Duas ou três concessõezinhas oferecidas pela candidata à economia liberal, que no fundo em nada diferem daquelas feitas pelo primeiro mandato do sr. Lula, pouco significam em comparação com o fato de que o partido de Marina pertence ao Foro de São Paulo e, como tal, tem compromissos estratégicos internacionais que, no presente momento, seus aliados liberais não compreendem e nem sequer vislumbram, e que com toda a certeza prevalecerão, a longo prazo, sobre qualquer arranjo oportunista de campanha eleitoral.

Nada mais característico da debilidade direitista no Brasil, aliás, do que a pseudo-esperteza de aderir ao que não se pode vencer, receita de Maquiavel que, praticada pelo próprio inventor, só o levou de derrota em derrota até a completa humilhação final de ter de viver, na velhice, de um empreguinho chinfrim arrumado, num gesto de caridade, por um de seus velhos inimigos.

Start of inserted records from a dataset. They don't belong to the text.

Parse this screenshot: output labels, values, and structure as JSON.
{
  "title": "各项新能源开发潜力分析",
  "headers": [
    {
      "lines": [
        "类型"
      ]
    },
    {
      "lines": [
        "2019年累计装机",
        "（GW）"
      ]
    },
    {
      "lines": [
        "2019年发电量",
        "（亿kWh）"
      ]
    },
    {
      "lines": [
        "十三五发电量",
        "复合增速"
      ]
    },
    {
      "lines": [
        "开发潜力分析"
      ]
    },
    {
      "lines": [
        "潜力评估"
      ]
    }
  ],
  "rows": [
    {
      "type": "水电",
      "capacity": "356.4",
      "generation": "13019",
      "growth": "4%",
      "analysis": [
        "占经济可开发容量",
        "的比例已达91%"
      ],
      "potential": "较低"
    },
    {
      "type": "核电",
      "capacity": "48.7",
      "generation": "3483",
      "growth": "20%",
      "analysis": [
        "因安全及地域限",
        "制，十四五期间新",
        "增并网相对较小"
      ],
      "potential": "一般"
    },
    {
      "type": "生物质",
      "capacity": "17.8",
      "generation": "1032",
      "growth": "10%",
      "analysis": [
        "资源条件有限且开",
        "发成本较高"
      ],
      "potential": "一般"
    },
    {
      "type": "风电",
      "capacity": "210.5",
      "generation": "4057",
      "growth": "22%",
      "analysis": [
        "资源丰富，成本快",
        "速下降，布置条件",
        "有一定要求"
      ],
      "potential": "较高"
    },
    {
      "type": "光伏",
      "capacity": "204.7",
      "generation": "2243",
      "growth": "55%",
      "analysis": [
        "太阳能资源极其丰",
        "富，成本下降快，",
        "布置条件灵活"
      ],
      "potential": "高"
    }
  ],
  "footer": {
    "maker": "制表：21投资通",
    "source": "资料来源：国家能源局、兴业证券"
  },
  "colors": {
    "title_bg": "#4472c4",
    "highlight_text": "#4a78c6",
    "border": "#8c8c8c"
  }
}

Maquiavel é o guru dos derrotados, sempre um derrotado ele próprio. Talvez por isso exerça tanta atração sobre quem não tem a mínima vocação para a vitória nem, por isso mesmo, como diria o sr. Lula, “nenhuma perspectiva de poder”.

Interpretando a debilidade como sinal de força, o Marquês de Sader, por seu lado, foge da realidade ao mesmo tempo que age sobre a mente da sua platéia com realismo exemplar: instigando nos fortes o medo do fraco para impeli-los a torná-lo mais fraco ainda.

Entre a dialética revolucionária e as astúcias teatrais do fingidor histérico, a semelhança não é jamais mera coincidência.